Are We Cuban Citizens? Do we want to be?

Erasmo Calzadilla 

Photo: Caridad

I’ve expressed my doubts on other occasions about the legitimacy of the process that in 1976 led the people of Cuba to approve what is now our current constitution.

To what level of gullibility, madness, stupidity or fear can lead a nation to approve a non-democratically elected party acting as the supreme guiding institution of society (as is required in our constitution’s sadly celebrated Article 5*)?

However despite this colossal mistake, our citizenry was granted a breath of fresh air with the creation of three legal instruments that validate and invite the direct participation of citizens in the most vital of matters of social life.  BUT, 35 years after having approved the constitution, two of these instruments have never been applied, and the third presents serious problems.
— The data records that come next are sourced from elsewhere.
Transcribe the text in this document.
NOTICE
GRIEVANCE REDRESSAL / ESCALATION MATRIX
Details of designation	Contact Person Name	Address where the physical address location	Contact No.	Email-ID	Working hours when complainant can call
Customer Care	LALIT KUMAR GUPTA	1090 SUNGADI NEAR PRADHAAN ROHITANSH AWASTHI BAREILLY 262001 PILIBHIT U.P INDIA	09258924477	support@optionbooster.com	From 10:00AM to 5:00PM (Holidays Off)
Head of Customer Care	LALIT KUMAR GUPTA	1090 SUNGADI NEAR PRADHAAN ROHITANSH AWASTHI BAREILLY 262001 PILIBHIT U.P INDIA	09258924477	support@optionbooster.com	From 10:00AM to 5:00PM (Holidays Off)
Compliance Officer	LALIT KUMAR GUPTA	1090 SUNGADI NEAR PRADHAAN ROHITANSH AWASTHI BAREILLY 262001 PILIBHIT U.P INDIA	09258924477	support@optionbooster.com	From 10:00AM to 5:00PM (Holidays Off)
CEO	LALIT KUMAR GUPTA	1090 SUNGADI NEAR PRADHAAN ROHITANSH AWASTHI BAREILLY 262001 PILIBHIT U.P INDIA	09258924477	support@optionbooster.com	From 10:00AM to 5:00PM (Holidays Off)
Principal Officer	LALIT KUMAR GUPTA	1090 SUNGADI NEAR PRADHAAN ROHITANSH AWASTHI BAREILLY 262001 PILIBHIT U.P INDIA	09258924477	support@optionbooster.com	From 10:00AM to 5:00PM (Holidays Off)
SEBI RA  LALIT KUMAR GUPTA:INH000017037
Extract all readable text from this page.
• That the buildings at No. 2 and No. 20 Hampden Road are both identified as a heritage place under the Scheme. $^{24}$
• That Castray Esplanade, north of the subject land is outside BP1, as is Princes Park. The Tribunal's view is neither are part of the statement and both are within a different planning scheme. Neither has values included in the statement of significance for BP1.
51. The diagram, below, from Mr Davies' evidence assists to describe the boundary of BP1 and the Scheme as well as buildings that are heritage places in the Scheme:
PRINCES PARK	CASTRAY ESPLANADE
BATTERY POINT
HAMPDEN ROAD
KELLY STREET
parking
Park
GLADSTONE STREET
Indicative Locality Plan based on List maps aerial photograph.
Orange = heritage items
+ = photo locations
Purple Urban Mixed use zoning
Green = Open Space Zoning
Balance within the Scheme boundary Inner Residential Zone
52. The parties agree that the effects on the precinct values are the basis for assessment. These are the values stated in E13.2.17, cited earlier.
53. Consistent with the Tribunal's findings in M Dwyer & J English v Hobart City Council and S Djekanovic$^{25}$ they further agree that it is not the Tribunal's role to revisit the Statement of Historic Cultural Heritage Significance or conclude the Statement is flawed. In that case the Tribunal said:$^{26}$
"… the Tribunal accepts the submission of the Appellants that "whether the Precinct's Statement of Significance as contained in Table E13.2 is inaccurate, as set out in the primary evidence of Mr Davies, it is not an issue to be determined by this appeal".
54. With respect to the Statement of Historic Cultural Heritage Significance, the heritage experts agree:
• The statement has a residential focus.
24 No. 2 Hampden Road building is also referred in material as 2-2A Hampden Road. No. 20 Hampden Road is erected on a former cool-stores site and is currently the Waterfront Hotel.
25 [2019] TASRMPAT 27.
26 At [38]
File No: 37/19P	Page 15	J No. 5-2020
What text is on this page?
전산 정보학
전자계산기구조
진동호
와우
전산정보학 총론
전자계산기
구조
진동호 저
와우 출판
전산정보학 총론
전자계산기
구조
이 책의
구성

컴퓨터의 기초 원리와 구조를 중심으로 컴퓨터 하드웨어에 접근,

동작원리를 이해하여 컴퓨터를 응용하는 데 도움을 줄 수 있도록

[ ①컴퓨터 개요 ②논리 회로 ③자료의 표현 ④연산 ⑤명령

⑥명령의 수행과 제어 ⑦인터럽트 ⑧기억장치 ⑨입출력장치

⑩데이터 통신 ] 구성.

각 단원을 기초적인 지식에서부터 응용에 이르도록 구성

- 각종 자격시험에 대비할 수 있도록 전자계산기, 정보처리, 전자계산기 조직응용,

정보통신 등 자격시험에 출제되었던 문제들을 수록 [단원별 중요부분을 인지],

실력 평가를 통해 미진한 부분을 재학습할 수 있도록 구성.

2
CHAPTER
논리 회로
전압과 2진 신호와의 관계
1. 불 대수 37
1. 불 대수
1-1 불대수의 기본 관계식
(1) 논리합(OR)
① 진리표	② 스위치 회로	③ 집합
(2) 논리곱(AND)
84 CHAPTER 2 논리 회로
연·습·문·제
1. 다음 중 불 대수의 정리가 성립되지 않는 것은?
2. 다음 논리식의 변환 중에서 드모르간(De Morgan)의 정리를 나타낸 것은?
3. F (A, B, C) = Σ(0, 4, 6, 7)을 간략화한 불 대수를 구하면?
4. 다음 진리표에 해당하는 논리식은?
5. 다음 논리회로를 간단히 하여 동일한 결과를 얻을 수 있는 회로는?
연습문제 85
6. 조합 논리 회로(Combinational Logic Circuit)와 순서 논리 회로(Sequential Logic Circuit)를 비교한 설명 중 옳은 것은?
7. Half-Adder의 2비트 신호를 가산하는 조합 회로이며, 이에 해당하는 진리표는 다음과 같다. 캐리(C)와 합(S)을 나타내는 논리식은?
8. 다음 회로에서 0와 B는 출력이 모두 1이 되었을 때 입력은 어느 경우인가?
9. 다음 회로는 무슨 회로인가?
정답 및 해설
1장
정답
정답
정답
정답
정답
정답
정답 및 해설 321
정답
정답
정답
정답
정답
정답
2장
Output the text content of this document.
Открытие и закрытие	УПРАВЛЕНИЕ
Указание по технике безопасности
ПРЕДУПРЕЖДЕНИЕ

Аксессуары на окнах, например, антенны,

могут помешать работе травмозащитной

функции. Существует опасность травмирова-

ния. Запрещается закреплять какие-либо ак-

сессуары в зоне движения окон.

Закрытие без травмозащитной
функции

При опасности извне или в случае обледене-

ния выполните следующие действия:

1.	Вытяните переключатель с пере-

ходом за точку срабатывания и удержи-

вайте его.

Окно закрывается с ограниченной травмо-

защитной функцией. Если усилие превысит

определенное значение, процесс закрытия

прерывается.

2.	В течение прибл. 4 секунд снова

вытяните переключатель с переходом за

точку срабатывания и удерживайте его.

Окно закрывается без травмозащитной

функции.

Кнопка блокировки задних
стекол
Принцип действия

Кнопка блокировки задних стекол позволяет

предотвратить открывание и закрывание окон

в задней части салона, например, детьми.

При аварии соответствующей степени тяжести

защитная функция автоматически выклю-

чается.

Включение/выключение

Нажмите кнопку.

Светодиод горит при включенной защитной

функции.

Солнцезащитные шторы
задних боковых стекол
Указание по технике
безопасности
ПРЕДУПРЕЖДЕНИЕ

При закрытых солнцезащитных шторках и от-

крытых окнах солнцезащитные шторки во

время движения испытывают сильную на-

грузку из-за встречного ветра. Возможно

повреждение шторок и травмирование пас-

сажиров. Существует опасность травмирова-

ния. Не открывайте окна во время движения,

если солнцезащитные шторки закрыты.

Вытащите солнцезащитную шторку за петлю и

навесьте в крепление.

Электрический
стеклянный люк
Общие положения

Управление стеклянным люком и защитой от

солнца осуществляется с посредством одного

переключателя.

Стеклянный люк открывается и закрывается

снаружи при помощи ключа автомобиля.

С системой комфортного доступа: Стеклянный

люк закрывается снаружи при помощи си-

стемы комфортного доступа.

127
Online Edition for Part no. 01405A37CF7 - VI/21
I learned out about these reading the talk given by well-known essayist Julio Caesar Guanche at the beginning of July at the Feliz Varela Cultural Center, an event sponsored by the magazine Espacio Laical, a periodical put out by the Cuban Catholic Church.

The two legal instruments for the exercise of direct democracy that, according to the lecturer, have never put on into practice are:  

–  The law that grants the National Assembly the power to organize referendums (Article 75, subsection u*), and,

–  The famous Law 88 (subsection g*), according to which 10,000 signatures from Cuban citizens are enough to propose a new law*.

As for the third instrument, elections, they fail to facilitate direct participation a great deal. The author proposed a few reasons for this.  

–  Local, provincial and national government programs are not defined through the electoral process.

–  One type of citizen’s vote is not counted, therefore there is an underrating of spoiled ballots and those left blank.

–  Voting is not encouraged among citizens who live abroad with legal permission for residence granted by the Cuban government.

It was a pleasant surprise to read the comments from the audience and to see who the people in the room were. Under the same roof were assembled activists from the most diverse political tendencies (often conflicting), people who had never or rarely shared the same setting for discussion.

I’m referring to everyone from the young people of the Critical Observatory, the organizer of Estado de Sats, to the blogger Dimas Castellano (as well as other participants with whom I’m not familiar).  All were parties interested in the promotion and rescue of citizen’s participation.  Dialogue between these people had never previously occurred.

While I was reading what arose in me was a pertinent concern: How to promote deeper processes of direct democracy in Cuba than the “consultations” employed by the current president of the republic?

Of the participants, Dimas Castellano was the one who came closest to that question, but to me he approached it from an elitist and voluntarist point of view that I don’t completely share: How to make Cubans citizens? (this is a synthesis of his question).

We will have to see if Cubans prefer being citizens or continuing to practice their way of understanding and experiencing politics: assuming it sometimes as a family matter and other times leaving it in the hands of specialists and “illustrious patriarchs.”

*ARTICLE 5. The Communist Party of Cuba, a follower of Martí’s ideas and of Marxism-Leninism, and the organized vanguard of the Cuban nation, is the highest leading force of society and of the state, which organizes and guides the common effort toward the goals of the construction of socialism and the progress toward a communist society,

*ARTICLE 75. The National Assembly of People’s Power is invested with the following powers: … u) calling for the holding of a referendum in those cases provided by the Constitution and others which the Assembly considers pertinent;

*ARTICLE 88. The proposal of laws is the responsibility of: … g) the citizens. In this case it is an indispensable prerequisite that the proposal be made by at least 10,000 citizens who are eligible to vote

 

One thought on “Are We Cuban Citizens? Do we want to be?

  • No matter what is said in any particular constitution, be it ours, or the famous Cuban one of 1940, or the post-revolutionary one of 1975, nevertheless, in all cases those who are shrewd, and with power and money, manage in one way or another to utterly subvert these documents and use the power of the state for their own particular ends, rather than to facilitate and safe-guard any real democracy. What my own nation has become, despite our magnificent document of 1787, would be unrecongnizable to Jefferson. If he could return to see what has happened, he would weep. In the end, it is what is in the human heart that determines the success–or lack thereof–of what is in the head, and constitutions fall under the aegis of the latter.